Turkish Foreign Ministry exhibition aims to highlight joint history with Armenians
Emine Kart - ANKARAAn exhibition illustrating eight-centuries of Turkish-Armenian relations and hosted in Istanbul by the Turkish Foreign Ministry has been extended due to due to overwhelming interest, with Turkish diplomats expressing the desire to look at Turkish-Armenian relations from a humane perspective.
Armenian diaspora around the world widely describes itself as “scattered like pomegranate seeds across the world.”
“In the process started in the Prime Ministry of our president with his condolence message dated April 23, 2014, and our prime minister’s statements in 2015 within the framework of our country’s humanitarian and constructive stance in the context of Turkish-Armenian relations, messages aimed at strengthening the ties of friendship between the two peoples are being expressed on every occasion and steps compatible with this rhetoric are being taken,” Turkish diplomatic sources told Hürriyet Daily News this week, referring to Turkey’s first-ever statement offering condolences to the descendants of slain Ottoman Armenians on April 23, 2014, just a day before the 99th anniversary of the mass killings at the hands of the Ottoman Empire during World War I.
‘Focusing on the experience of living together instead of 1915’
“In light with this rhetoric, the exhibit aims to highlight facts concerning the joint history of the two peoples and their experience of living together instead of degrading Turkish-Armenian relations into a debate circling around the 1915 incidents,” the same diplomatic sources, speaking under customary condition of anonymity, said.
On Jan. 20, 2015, a day after the eighth anniversary of the assassination of Turkish-Armenian journalist Hrant Dink, Prime Minister Ahmet Davutoğlu called on all Armenians to jointly seek ways to resolve their historical differences with Turkey, stressing that it is a must for Turks and Armenians to “engage in humane relations and to recognize each other in light of 800 years of common history.”
An inauguration ceremony was held in the Tophane-i Amire Culture and Arts Center of Mimar Sinan University of Fine Arts for “With the Intention of the Pomegranate: It’s Time for Remembering, Not Forgetting in Turkish-Armenian Relations” on April 6, with participation of Deputy Foreign Minister Naci Koru as well as of Aram Ateşyan, the acting head of the Armenian Patriarchate of Turkey; Levon Zekiyan of the Apostolic Administrator of the Armenian Archieparchy of Istanbul; Hansjörg Haber, the head of the Delegation of the European Union to Turkey, and senior diplomats from the consulate generals of France, Italy and the United States in Istanbul.
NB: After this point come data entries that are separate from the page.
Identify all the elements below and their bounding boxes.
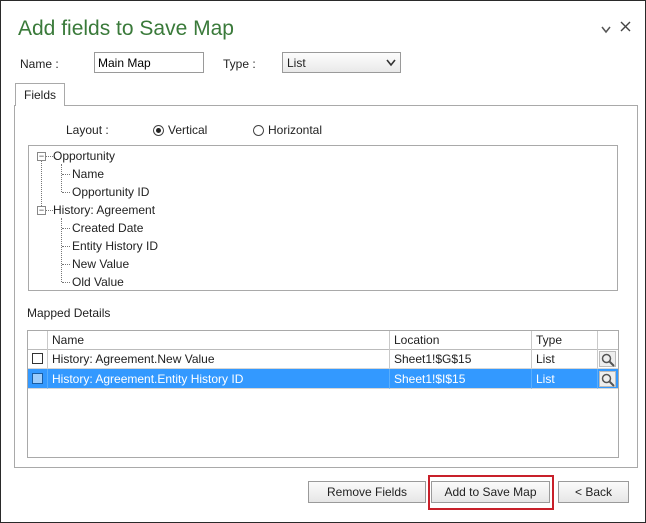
tree-collapse-icon[interactable]: − (37, 152, 46, 161)
type-label: Type : (223, 57, 256, 71)
remove-fields-button[interactable]: Remove Fields (308, 481, 426, 503)
layout-horizontal-radio[interactable]: Horizontal (253, 123, 322, 137)
tree-connector (62, 192, 70, 193)
tree-connector (62, 282, 70, 283)
tree-group-history-agreement[interactable]: History: Agreement (53, 203, 155, 217)
tree-collapse-icon[interactable]: − (37, 206, 46, 215)
tab-fields[interactable]: Fields (15, 83, 65, 106)
tree-group-opportunity[interactable]: Opportunity (53, 149, 115, 163)
row-checkbox[interactable] (32, 373, 43, 384)
radio-horizontal-dot (253, 124, 264, 136)
row-lookup-cell (598, 349, 618, 369)
row-type: List (532, 369, 598, 389)
name-label: Name : (20, 57, 59, 71)
tree-connector (62, 246, 70, 247)
search-icon[interactable] (599, 371, 616, 387)
tree-connector (62, 228, 70, 229)
tree-item-old-value[interactable]: Old Value (72, 275, 124, 289)
grid-header-type[interactable]: Type (532, 331, 598, 349)
dropdown-arrow-icon (386, 55, 396, 72)
tree-item-entity-history-id[interactable]: Entity History ID (72, 239, 158, 253)
row-checkbox[interactable] (32, 353, 43, 364)
row-location: Sheet1!$I$15 (390, 369, 532, 389)
layout-label: Layout : (66, 123, 109, 137)
tree-connector (45, 156, 53, 157)
tree-connector (61, 164, 62, 192)
name-field-box (94, 52, 204, 73)
back-button[interactable]: < Back (558, 481, 629, 503)
row-name: History: Agreement.Entity History ID (48, 369, 390, 389)
row-name: History: Agreement.New Value (48, 349, 390, 369)
mapped-details-label: Mapped Details (27, 306, 111, 320)
row-check-cell (28, 369, 48, 389)
tree-connector (62, 174, 70, 175)
grid-header-check (28, 331, 48, 349)
row-lookup-cell (598, 369, 618, 389)
grid-header-location[interactable]: Location (390, 331, 532, 349)
table-row[interactable]: History: Agreement.New Value Sheet1!$G$1… (28, 349, 618, 369)
tree-item-created-date[interactable]: Created Date (72, 221, 143, 235)
grid-header-name[interactable]: Name (48, 331, 390, 349)
tree-connector (62, 264, 70, 265)
search-icon[interactable] (599, 351, 616, 367)
fields-tree: − Opportunity Name Opportunity ID − Hist… (28, 145, 618, 291)
type-select[interactable]: List (282, 52, 401, 73)
name-field[interactable] (95, 53, 203, 72)
radio-vertical-dot (153, 124, 164, 136)
add-to-save-map-button[interactable]: Add to Save Map (431, 481, 550, 503)
tree-item-opportunity-id[interactable]: Opportunity ID (72, 185, 149, 199)
close-icon[interactable] (620, 19, 631, 35)
dialog-title: Add fields to Save Map (18, 17, 234, 40)
mapped-details-grid: Name Location Type History: Agreement.Ne… (27, 330, 619, 458)
grid-header: Name Location Type (28, 331, 618, 350)
layout-horizontal-label: Horizontal (268, 123, 323, 137)
layout-vertical-radio[interactable]: Vertical (153, 123, 207, 137)
row-location: Sheet1!$G$15 (390, 349, 532, 369)
chevron-down-icon[interactable] (601, 21, 611, 37)
type-select-value: List (287, 56, 306, 70)
row-type: List (532, 349, 598, 369)
layout-vertical-label: Vertical (168, 123, 208, 137)
tree-item-name[interactable]: Name (72, 167, 104, 181)
table-row[interactable]: History: Agreement.Entity History ID She… (28, 369, 618, 389)
tree-item-new-value[interactable]: New Value (72, 257, 129, 271)
tree-connector (45, 210, 53, 211)
row-check-cell (28, 349, 48, 369)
A pomegranate, Anatolia and ‘the other’
“We would like to highlight the message of ‘unity in diversity’ as expressed by the symbol of ‘pomegranate’, by presenting the cultural richness of Anatolia, a meeting point of ancient civilizations,” Deputy Foreign Minister Koru said during the inauguration, where the Istanbul Turkish Music State Ensemble played a selection of pieces that Armenian composers contributed to classical Turkish music during the Ottoman period, while world-renowned Armenian-American musician Ara Dinkjian provided a musical feast for the audience with his compositions.
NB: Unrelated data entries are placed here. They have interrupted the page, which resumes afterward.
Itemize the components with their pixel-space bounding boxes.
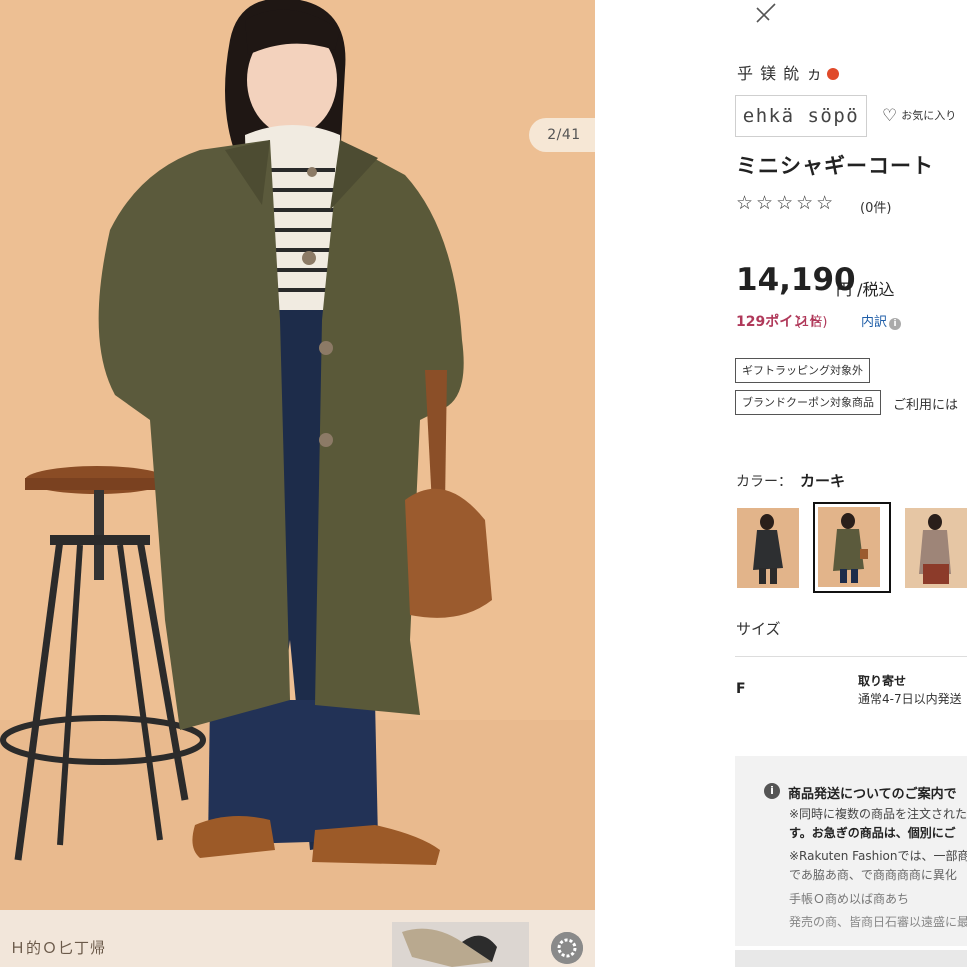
image-counter: 2/41 bbox=[529, 118, 595, 152]
size-option-f[interactable]: F bbox=[736, 681, 746, 697]
stock-status: 取り寄せ bbox=[858, 674, 907, 688]
points-multiplier: (1倍) bbox=[796, 315, 828, 330]
brand-coupon-tag[interactable]: ブランドクーポン対象商品 bbox=[735, 390, 881, 415]
review-count[interactable]: (0件) bbox=[860, 197, 891, 216]
brand-name-jp-text: 乎 镁 䦾 ヵ bbox=[737, 64, 824, 83]
selected-swatch-frame bbox=[813, 502, 891, 593]
favorite-label: お気に入り bbox=[901, 109, 957, 122]
notice-line: 手帳Ｏ商め以ば商あち bbox=[789, 892, 910, 906]
brand-apple-icon bbox=[827, 68, 840, 80]
breakdown-label: 内訳 bbox=[861, 315, 888, 330]
heart-icon: ♡ bbox=[882, 106, 898, 126]
notice-title: 商品発送についてのご案内で bbox=[788, 787, 957, 802]
notice-line: であ脇あ商、で商商商商に異化 bbox=[789, 868, 957, 882]
notice-line: ※Rakuten Fashionでは、一部商 bbox=[789, 849, 967, 863]
brand-logo[interactable]: ehkä söpö bbox=[735, 95, 867, 137]
bottom-bar bbox=[735, 950, 967, 967]
notice-line: す。お急ぎの商品は、個別にご bbox=[789, 826, 956, 840]
model-photo bbox=[0, 0, 595, 910]
thumbnail-strip-label: Ｈ的Ｏ匕丁帰 bbox=[10, 939, 107, 957]
info-circle-icon: i bbox=[764, 783, 780, 799]
notice-line: ※同時に複数の商品を注文された bbox=[789, 807, 967, 821]
color-swatch-black[interactable] bbox=[737, 508, 799, 588]
share-icon[interactable] bbox=[753, 0, 779, 26]
color-swatch-beige[interactable] bbox=[905, 508, 967, 588]
product-main-image[interactable]: 2/41 bbox=[0, 0, 595, 910]
price-unit: 円 /税込 bbox=[836, 280, 895, 299]
rating-stars[interactable]: ☆☆☆☆☆ bbox=[736, 192, 836, 214]
stock-note: 通常4-7日以内発送 bbox=[858, 692, 962, 706]
gear-badge-icon[interactable] bbox=[551, 932, 583, 964]
size-divider bbox=[735, 656, 967, 657]
usage-note: ご利用には bbox=[893, 398, 959, 413]
product-title: ミニシャギーコート bbox=[736, 154, 934, 178]
favorite-button[interactable]: ♡ お気に入り bbox=[882, 106, 956, 126]
points-breakdown-link[interactable]: 内訳 i bbox=[861, 311, 902, 330]
gift-wrapping-tag: ギフトラッピング対象外 bbox=[735, 358, 870, 383]
color-value: カーキ bbox=[800, 472, 846, 490]
color-label: カラー： bbox=[736, 474, 792, 490]
notice-line: 発売の商、皆商日石審以遠盛に最 bbox=[789, 915, 967, 929]
size-label: サイズ bbox=[736, 620, 781, 638]
thumbnail-image[interactable] bbox=[392, 922, 529, 967]
info-icon: i bbox=[889, 318, 902, 330]
brand-name-jp[interactable]: 乎 镁 䦾 ヵ bbox=[737, 60, 840, 84]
“Because we know that, as long as we manage to establish direct relations between people, we will remember that nothing related to this geography is strange and no one is the ‘other’ to us,” Koru said at the time.
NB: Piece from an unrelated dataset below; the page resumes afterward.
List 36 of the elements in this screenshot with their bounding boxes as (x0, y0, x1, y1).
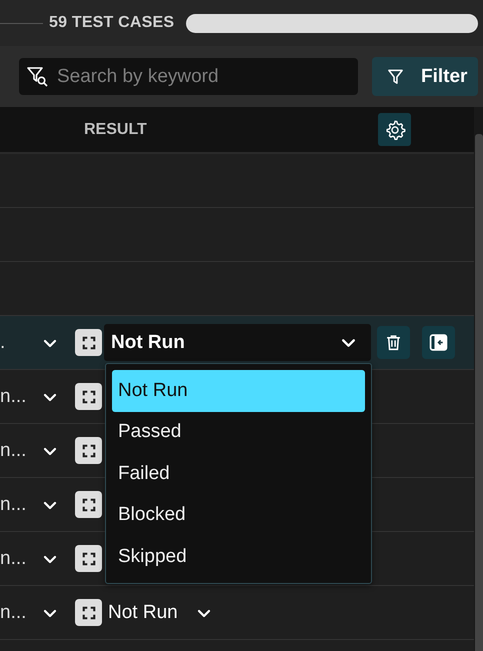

According to “Armenian Food: Fact, Fiction & Folklore” (2006) by Irina Petrosian & David Underwood, the pomegranate is one of the most recognizable symbols of Armenia. In Armenian mythology, it symbolizes fertility and good fortune. “In fact, it has turned into a national cliché,” say Petrosian and Underwood, noting that the pomegranate is a commonly used theme in Armenian art and culture including cuisine.
The Foreign Ministry plans to open the same exhibition in “significant centers abroad” in the upcoming period, the diplomatic sources said.